Desafios Climáticos Globais: Enchentes no Rio Grande do Sul e a Urgência de uma Resposta Coletiva Sustentável

À medida que o capitalismo exacerbado sucede cada vez mais em todo o globo, presenciamos as temperaturas globais aumentar, o desmatamento crescer e o consumo excessivo ocorrer. Em 2021, o relatório do Painel Intergovernamental sobre Mudanças Climáticas (IPCC, na sigla em inglês) afirmou que, se os seres humanos não mudarem a forma como exploram os recursos terrestres,  resultaria em consequências preocupantes, como o aquecimento de 3,2°C no planeta até 2100. Resultados como esse tornam os padrões de precipitação cada vez mais extremos, pois de acordo com um estudo conjunto do Instituto de Física Atmosférica (IAP) da Academia Chinesa de Ciências (CAS) e o Met Office, o serviço meteorológico nacional do Reino Unido, a variabilidade da chuva globalmente ampliada manifesta o fato de que o aquecimento global está tornando nosso clima mais desigual.
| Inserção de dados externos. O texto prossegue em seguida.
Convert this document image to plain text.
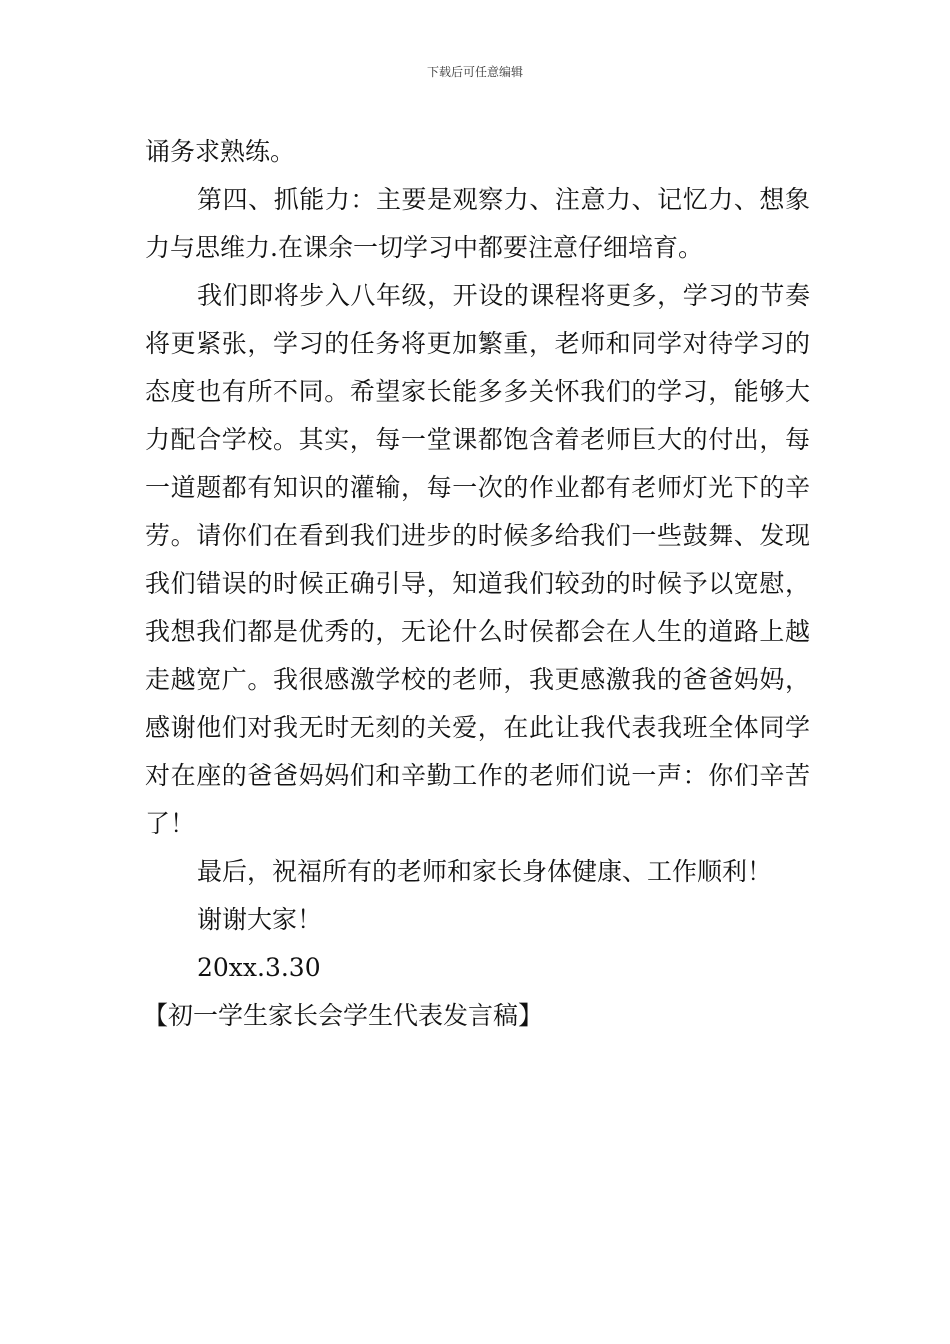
下载后可任意编辑

诵务求熟练。

第四、抓能力：主要是观察力、注意力、记忆力、想象力与思维力.在课余一切学习中都要注意仔细培育。

我们即将步入八年级，开设的课程将更多，学习的节奏将更紧张，学习的任务将更加繁重，老师和同学对待学习的态度也有所不同。希望家长能多多关怀我们的学习，能够大力配合学校。其实，每一堂课都饱含着老师巨大的付出，每一道题都有知识的灌输，每一次的作业都有老师灯光下的辛劳。请你们在看到我们进步的时候多给我们一些鼓舞、发现我们错误的时候正确引导，知道我们较劲的时候予以宽慰，我想我们都是优秀的，无论什么时侯都会在人生的道路上越走越宽广。我很感激学校的老师，我更感激我的爸爸妈妈，感谢他们对我无时无刻的关爱，在此让我代表我班全体同学对在座的爸爸妈妈们和辛勤工作的老师们说一声：你们辛苦了！

最后，祝福所有的老师和家长身体健康、工作顺利！

谢谢大家！

20xx.3.30

【初一学生家长会学生代表发言稿】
É possível identificar que a humanidade já enfrenta as consequências desse fato, ao assistirmos as enchentes devastadoras que assolam a região sul do Brasil desde maio de 2024. O fenômeno climático ocorrido no estado do Rio Grande do Sul não é apenas um evento isolado, mas sim um reflexo tangível das mudanças climáticas que estão transformando nosso planeta. Diante desse contexto desafiador, torna-se evidente a necessidade urgente de uma ação coletiva e coordenada não apenas para enfrentar os impactos devastadores, como também buscar ações que previnam que eventos como esse aconteçam.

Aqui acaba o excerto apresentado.